Actually, that's not quite correct. Melbourne's major period of sprawl was done with rail in the first place! Their sprawling subdivisions were all created with no automobiles available, just land speculation and trains. There was no implementation of expanding the rails into the auto driven suburbs, as the rail was there first.

Furthermore, it was off synch with the rail expansion of the rest of the world; there was a craze in much of the world to tear out rail lines in favor of cars. It just happened that when this craze was in effect, that Melbourne had only recently installed much of its rail, and so it would be absurd to tear it out. When it came time to tear the old rail out, the fashion had shifted, and the rail lies were considered such a high point by the rest of the world that they convinced the auto-centric government to leave the rail in.

Melbourne's transit system is a mess in other ways; there are vast numbers of transit vehicles off doing their own thing running empty because they will not coordinate, and would rather extort subsidies from the government for running empty on dysfunctional schedules.

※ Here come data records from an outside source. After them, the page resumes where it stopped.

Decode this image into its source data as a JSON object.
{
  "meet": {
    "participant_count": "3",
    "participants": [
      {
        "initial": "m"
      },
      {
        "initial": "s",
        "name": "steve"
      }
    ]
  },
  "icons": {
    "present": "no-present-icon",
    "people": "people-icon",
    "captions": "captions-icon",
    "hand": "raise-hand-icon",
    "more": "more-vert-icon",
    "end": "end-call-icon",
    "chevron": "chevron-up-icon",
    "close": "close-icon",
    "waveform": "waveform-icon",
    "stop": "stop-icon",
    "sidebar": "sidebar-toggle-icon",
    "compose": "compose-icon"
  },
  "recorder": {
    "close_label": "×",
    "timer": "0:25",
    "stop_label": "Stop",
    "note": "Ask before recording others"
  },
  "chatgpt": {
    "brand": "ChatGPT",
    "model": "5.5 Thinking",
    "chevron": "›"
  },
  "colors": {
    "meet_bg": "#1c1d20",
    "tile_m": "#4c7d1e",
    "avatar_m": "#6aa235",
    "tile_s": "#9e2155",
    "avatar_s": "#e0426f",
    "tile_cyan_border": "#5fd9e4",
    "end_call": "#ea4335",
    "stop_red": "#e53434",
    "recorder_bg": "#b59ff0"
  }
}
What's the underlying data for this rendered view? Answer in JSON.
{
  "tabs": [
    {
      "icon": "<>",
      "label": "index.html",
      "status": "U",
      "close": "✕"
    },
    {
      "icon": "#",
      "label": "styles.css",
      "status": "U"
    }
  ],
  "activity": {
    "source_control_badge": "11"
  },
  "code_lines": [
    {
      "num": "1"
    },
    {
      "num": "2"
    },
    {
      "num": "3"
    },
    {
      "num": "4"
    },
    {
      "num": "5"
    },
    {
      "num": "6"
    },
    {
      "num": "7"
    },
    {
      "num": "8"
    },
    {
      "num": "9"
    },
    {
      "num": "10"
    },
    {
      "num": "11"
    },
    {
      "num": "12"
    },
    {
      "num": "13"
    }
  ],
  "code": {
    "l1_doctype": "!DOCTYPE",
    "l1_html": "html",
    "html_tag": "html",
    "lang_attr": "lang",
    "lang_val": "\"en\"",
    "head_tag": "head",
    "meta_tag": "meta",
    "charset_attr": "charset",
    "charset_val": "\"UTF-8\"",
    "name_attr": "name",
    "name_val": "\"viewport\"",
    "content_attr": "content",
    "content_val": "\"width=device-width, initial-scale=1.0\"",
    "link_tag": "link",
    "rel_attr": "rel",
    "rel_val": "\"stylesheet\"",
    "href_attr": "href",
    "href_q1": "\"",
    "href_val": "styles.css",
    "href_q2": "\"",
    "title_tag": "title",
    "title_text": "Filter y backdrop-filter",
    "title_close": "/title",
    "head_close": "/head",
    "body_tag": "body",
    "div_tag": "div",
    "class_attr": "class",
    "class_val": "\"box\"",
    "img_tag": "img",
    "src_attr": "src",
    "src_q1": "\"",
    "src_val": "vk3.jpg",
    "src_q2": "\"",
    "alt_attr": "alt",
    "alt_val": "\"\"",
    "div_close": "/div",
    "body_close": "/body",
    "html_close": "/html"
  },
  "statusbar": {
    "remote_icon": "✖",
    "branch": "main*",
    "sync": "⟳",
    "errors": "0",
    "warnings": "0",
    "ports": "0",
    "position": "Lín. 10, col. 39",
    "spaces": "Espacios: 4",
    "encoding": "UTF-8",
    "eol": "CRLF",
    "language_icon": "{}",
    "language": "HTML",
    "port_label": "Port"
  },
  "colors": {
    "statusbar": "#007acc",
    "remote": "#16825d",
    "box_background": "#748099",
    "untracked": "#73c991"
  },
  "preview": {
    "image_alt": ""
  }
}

Travelling across the city by transit was a joke; my favorite incident was in riding a train into a station, seeing a bus pass as we pulled in, leaving the station via dirt trail, walking around a cyclone fence to a six lane highway which we were forced to jaywalk across as there was no pedestrian crossing anywhere in sight, then walking several blocks, passing the person who had gotten off the bus and who had wanted to get on the train we had disembarked from, to reach a vandalized bus shelter and wait a half hour for the next bus which was scheduled the same way.

Much of these problems stem from the privatized nature of the transit systems in Melbourne, which costs the residents a substantial amount of taxpayer money which is used to subsidize poorly designed private routes which aggressively avoid working together. They are underutilized in part because they all run with different bus stop signs and appearances which make the system confusing and invisible. They compete to take people from where they all gather to the other central hubs, but none of them want to touch bringing people to and from those central locations to begin with. They leave a maze of different systems on different schedules designed expressly to make it hard to transfer between them. Transit systems need free market forces like a person with a nut allergy needs peanut butter based cleaning supplies and a lifetime supply of walnuts.